La columna avanzó y poco tiempo después entrábamos en Roma por el arco de triunfo de la puerta de San Sebastiano, metiéndonos en la estrecha callejuela encajada entre los altos muros rojos, cubiertos de viejos musgos verdes. Cuando pasamos delante de las tumbas de los Escipiones, el general Cork se volvió para contemplar largamente el sepulcro del vencedor de Aníbal.

That’s Rome —me gritó, aparentemente emocionado.

Después llegamos delante de las Termas de Caracalla y la masa enorme de aquellas ruinas imperiales que la luna bañaba con una maravillosa delicadeza, suscitó en la columna un coro de silbidos entusiastas.

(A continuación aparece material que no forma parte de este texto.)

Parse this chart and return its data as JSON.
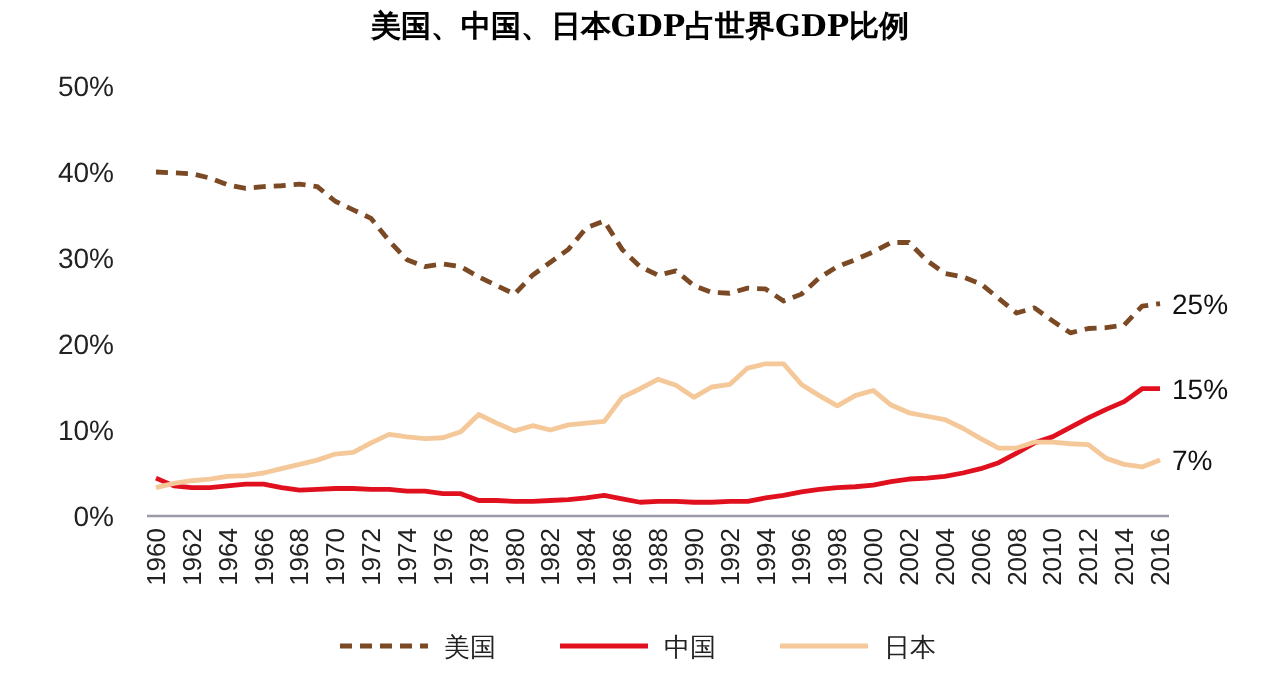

Los pinos, los cipreses, los laureles daban sus manchas relucientes de sombras verdes, casi negras, a aquel paisaje de ruinas purpúreas y de hierbas claras.

En medio de un terrible estruendo de orugas desembocamos delante del Palatino; subimos por la Vía del Triunfo y, de repente, inmensa bajo la claridad de la luna, surgió delante de nosotros la masa del Coliseo.

What’s that? —gritó el general Cork, tratando de dominar el coro de silbidos que llegaban de la columna.

—El Coliseo —respondí.

What?

The Coliseum! —gritó Jack.

El general Cork se levantó y de pie en su jeep miró largamente, en silencio, el esqueleto gigantesco del Coliseo, y después, volviéndose hacia mí con una punta de orgullo en su voz, exclamó:

Look at that! ¡Nuestros bombarderos han trabajado bien! —Y como para excusarse añadió—: Don’t worry, Malaparte; that’s war! ¡Es la guerra!

En aquel momento la columna avanzaba hacia la Vía del Imperio y mientras de cara al general Cork tendía la mano hacia el Foro y el Capitolio gritando: «¡He aquí el Capitolio!», un clamor terrible me cortó la palabra. Una inmensa muchedumbre de mujeres se lanzaba, aullando, a nuestro encuentro por la Vía del Imperio, dispuestas, al parecer, a lanzarse al asalto de nuestra columna. Corrían desmelenadas, delirantes, agitando los brazos, riendo, llorando, gritando; en un instante nos vimos rodeados, asaltados, desbordados, y la columna desapareció bajo un maremágnum inextricable de piernas y brazos, bajo una selva de cabellos negros, bajo una tierna montaña de senos, caderas carnosas, espaldas blancas. («Como de costumbre —dijo al día siguiente el joven cura de la iglesia de Santa Catalina en el Corso de Italia, en su sermón—, como de costumbre la propaganda fascista mentía al anunciar que el ejército americano, si entraba en Roma, atacaría a nuestras mujeres; han sido nuestras mujeres las que han atacado y vencido al ejército americano»). Y el ruido de los motores y tanques orugas se perdía en aquel aullar de la muchedumbre en delirio.

Pero cuando estuvimos a la altura de Tor di Noma, un hombre que corría al encuentro de la columna agitando los brazos y gritando: «¡Viva América!», se cayó y fue cogido por las orugas de un «Sherman». Un grito de horror brotó de la muchedumbre.